The AGOA Action Committee, which is co-chaired by former Congressman Mr. Jack Kemp and Rosa Whitaker, the president of the Whitaker Group, has worked over the years to advance AGOA in the US Congress, the private sector and investment community.

According an annual report for 2007 on US trade and investment policy towards sub Sahara Africa and implementation of AGOA, Kenya leads all the other East Africa countries in AGOA related exports with volumes worth some $273 million.

Tanzania's export to the US under AGOA stand at $3.7 million, Uganda at $2.5 million, Rwanda at $864,000 while Burundi which joined the AGOA fraternity only last year recorded nothing.

2007 figures generally show a drop in level of exports considering that Kenya exported products worth $353 million 2006. Uganda earned $32.8 million in 2003 from AGOA at the time of its peak.

Uganda's performance has since deteriorated by over 33%.

Despite the slump, the US continues to be a potentially significant market for the region especially in terms of future plans for export growth in various sectors. The AGOA market therefore offers an opportunity for expansion of East Africa's export base, provided the various trade constraints are addressed.

The AGOA Act, which was enacted in 2000, is the cornerstone of the US' trade and investment policy with sub-Saharan African countries.

Congress has amended the AGOA Act to improve and expand preferential access for beneficiary countries. AGOA rewards reforming countries with preferences that have been proven to help reduce barriers to trade, increase exports, create jobs, and expand business opportunities for African and U.S. entrepreneurs.

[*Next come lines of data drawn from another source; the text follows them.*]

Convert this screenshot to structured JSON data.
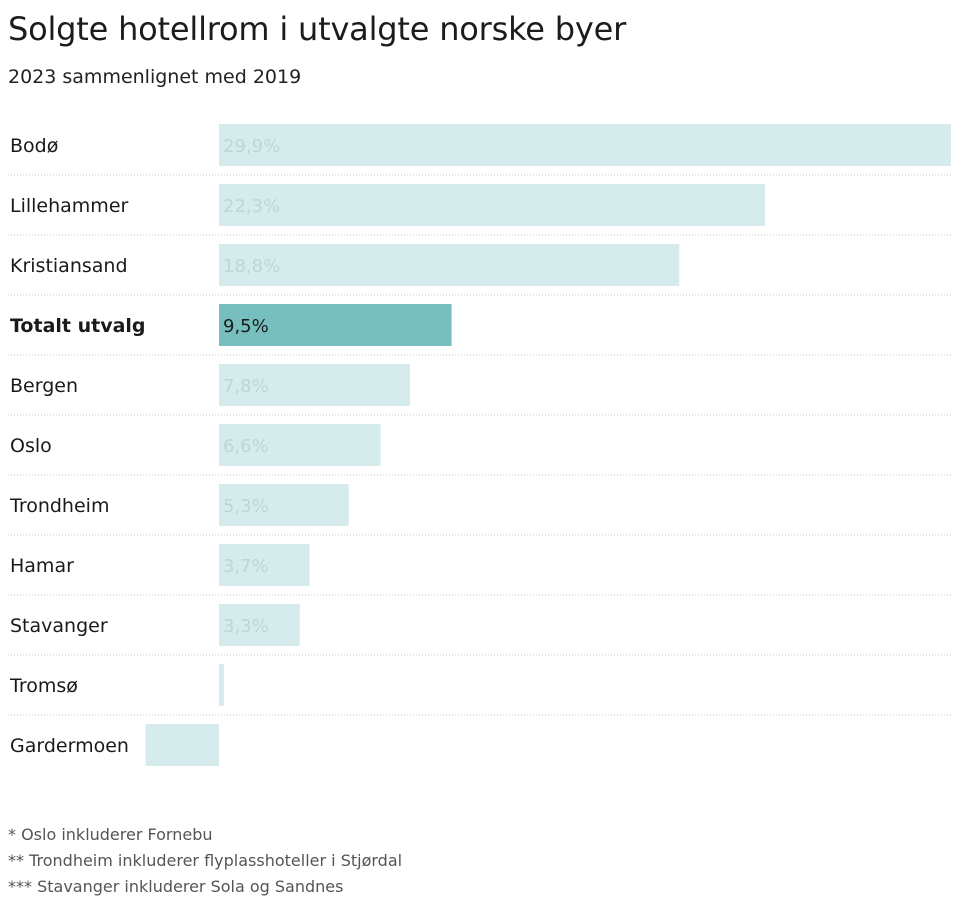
{
  "title": "Solgte hotellrom i utvalgte norske byer",
  "subtitle": "2023 sammenlignet med 2019",
  "chart_data": {
    "type": "bar",
    "orientation": "horizontal",
    "title": "Solgte hotellrom i utvalgte norske byer",
    "subtitle": "2023 sammenlignet med 2019",
    "categories": [
      "Bodø",
      "Lillehammer",
      "Kristiansand",
      "Totalt utvalg",
      "Bergen",
      "Oslo",
      "Trondheim",
      "Hamar",
      "Stavanger",
      "Tromsø",
      "Gardermoen"
    ],
    "values": [
      29.9,
      22.3,
      18.8,
      9.5,
      7.8,
      6.6,
      5.3,
      3.7,
      3.3,
      0.2,
      -3.0
    ],
    "labels": [
      "29,9%",
      "22,3%",
      "18,8%",
      "9,5%",
      "7,8%",
      "6,6%",
      "5,3%",
      "3,7%",
      "3,3%",
      "",
      ""
    ],
    "highlight": "Totalt utvalg",
    "colors": {
      "bar": "#d5ebec",
      "highlight": "#76bfbe",
      "label": "#bfd6d7",
      "highlight_label": "#1a1a1a",
      "separator": "#c8c8c8"
    },
    "xlim": [
      -3.0,
      29.9
    ],
    "grid": false,
    "legend": "none"
  },
  "notes": [
    "* Oslo inkluderer Fornebu",
    "** Trondheim inkluderer flyplasshoteller i Stjørdal",
    "*** Stavanger inkluderer Sola og Sandnes"
  ]
}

The countries export duty free to the US market products like textiles and apparels, petroleum products, chemicals, transportation equipment, minerals and metals, diamonds, fresh fruits, flowers and footwear, among others.

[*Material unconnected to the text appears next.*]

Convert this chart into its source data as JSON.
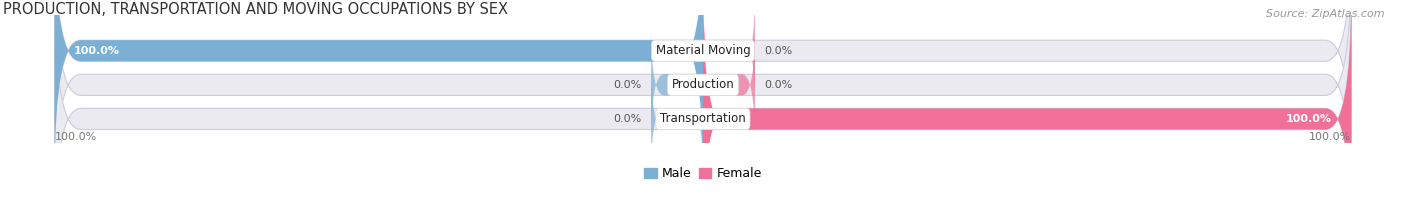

Thirty-eight of the 48 sub-Saharan African countries are eligible for AGOA, including Liberia, which was added to the list of eligible sub-Saharan African countries as of January 1, 2007.

Twenty-six of these 38 countries are eligible to receive AGOA's apparel benefits.

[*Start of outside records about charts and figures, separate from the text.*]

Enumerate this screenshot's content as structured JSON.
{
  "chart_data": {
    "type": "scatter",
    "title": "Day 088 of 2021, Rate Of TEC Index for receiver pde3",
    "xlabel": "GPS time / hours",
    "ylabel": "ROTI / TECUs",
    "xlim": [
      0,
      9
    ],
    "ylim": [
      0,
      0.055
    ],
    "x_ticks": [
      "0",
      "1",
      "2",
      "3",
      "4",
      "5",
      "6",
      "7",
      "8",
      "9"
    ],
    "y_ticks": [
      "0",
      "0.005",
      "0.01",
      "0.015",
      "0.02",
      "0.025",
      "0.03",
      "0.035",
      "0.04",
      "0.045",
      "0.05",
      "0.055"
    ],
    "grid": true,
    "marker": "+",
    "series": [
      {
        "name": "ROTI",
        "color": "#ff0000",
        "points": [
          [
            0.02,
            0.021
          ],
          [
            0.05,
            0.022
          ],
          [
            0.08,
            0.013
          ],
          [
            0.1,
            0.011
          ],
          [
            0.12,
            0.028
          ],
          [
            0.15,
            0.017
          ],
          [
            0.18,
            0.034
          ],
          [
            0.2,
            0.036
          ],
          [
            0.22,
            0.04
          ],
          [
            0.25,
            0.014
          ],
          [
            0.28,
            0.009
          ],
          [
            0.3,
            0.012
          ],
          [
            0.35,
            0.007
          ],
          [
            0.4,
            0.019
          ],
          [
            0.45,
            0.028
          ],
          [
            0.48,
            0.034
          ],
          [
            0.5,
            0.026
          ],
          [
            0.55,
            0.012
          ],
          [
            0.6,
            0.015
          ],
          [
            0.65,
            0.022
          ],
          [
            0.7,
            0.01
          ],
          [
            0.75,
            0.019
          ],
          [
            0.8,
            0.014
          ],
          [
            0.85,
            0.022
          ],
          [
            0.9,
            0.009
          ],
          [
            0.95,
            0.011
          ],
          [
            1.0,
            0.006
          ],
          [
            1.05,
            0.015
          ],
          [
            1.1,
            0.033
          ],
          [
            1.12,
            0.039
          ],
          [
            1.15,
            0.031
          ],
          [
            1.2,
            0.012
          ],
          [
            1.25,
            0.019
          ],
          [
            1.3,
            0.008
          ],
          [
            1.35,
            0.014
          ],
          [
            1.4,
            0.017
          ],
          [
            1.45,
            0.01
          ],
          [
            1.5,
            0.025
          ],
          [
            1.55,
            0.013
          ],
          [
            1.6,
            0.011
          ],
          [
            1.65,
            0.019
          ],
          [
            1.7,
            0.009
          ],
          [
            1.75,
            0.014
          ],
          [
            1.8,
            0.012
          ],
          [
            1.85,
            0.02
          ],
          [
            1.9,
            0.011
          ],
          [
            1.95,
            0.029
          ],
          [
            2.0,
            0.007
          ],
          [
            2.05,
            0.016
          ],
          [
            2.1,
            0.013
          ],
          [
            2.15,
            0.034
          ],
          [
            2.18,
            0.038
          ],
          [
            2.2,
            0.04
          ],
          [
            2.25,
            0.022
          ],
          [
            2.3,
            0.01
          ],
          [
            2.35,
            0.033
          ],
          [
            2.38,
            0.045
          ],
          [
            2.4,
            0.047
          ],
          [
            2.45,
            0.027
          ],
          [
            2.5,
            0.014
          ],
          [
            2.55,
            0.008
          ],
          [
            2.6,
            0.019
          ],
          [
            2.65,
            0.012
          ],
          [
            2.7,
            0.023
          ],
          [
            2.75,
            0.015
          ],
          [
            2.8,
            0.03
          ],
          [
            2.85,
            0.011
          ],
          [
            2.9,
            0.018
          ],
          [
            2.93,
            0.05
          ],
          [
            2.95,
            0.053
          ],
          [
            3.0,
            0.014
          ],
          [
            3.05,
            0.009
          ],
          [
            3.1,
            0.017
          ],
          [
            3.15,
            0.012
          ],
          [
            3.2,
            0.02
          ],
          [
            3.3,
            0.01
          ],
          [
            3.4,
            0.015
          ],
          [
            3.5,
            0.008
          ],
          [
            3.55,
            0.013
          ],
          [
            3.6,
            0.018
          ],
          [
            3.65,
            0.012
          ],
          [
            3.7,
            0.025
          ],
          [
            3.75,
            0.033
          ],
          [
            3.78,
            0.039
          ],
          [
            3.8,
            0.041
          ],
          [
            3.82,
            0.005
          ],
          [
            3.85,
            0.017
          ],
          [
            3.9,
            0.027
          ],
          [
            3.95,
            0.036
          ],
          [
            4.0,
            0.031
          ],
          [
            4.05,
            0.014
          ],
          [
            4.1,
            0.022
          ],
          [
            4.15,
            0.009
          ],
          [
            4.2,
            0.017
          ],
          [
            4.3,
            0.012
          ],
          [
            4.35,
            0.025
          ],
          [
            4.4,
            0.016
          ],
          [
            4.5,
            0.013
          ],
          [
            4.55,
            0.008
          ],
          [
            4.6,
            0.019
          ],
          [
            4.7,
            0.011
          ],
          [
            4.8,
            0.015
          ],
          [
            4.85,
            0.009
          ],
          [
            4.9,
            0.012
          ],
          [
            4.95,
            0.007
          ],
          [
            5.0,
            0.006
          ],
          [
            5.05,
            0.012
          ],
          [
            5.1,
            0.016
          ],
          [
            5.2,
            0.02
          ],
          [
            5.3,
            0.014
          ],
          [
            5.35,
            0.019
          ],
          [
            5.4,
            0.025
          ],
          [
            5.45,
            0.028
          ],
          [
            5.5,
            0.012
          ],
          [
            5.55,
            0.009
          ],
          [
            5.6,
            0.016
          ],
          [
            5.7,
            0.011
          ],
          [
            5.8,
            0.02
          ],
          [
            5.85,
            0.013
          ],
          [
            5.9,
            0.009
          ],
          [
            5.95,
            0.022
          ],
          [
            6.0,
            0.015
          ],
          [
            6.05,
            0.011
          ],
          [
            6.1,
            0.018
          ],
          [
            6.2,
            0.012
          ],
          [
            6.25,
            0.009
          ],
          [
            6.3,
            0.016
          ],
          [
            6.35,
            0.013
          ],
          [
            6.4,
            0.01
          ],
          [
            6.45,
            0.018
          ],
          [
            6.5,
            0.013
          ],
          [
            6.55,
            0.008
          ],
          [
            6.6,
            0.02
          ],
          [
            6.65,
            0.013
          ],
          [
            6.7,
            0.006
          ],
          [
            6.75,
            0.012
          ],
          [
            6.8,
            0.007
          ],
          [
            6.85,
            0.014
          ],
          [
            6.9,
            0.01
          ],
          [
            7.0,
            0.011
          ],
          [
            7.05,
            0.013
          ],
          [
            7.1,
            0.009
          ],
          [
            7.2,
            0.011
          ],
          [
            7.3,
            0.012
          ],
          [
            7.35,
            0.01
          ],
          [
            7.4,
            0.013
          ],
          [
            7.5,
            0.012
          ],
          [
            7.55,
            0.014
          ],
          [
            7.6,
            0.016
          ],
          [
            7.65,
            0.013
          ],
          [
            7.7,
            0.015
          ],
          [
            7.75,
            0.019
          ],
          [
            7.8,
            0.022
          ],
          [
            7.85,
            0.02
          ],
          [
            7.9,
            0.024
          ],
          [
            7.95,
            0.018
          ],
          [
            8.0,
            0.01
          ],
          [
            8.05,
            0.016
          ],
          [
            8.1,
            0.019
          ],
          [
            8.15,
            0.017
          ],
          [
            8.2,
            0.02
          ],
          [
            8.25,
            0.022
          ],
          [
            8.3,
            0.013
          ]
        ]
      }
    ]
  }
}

Since its inception in 2000, AGOA has helped increase US two-way trade with sub-Sahara Africa. Total imports by the US from Africa increased by 17% to $59.2 billion.

In 2006, over 98% of US imports from AGOA-eligible countries entered the United States duty-free. U.S. imports from AGOA countries totaled $44.2 billion in 2006, up 16% over 2005, largely due to oil.

Non-oil AGOA trade increased by 7% to $3.2 billion - rebounding from a decline of 16% in 2005 as several sub-sectors (footwear, fruits, nuts, prepared vegetables and cut flowers) experienced increases.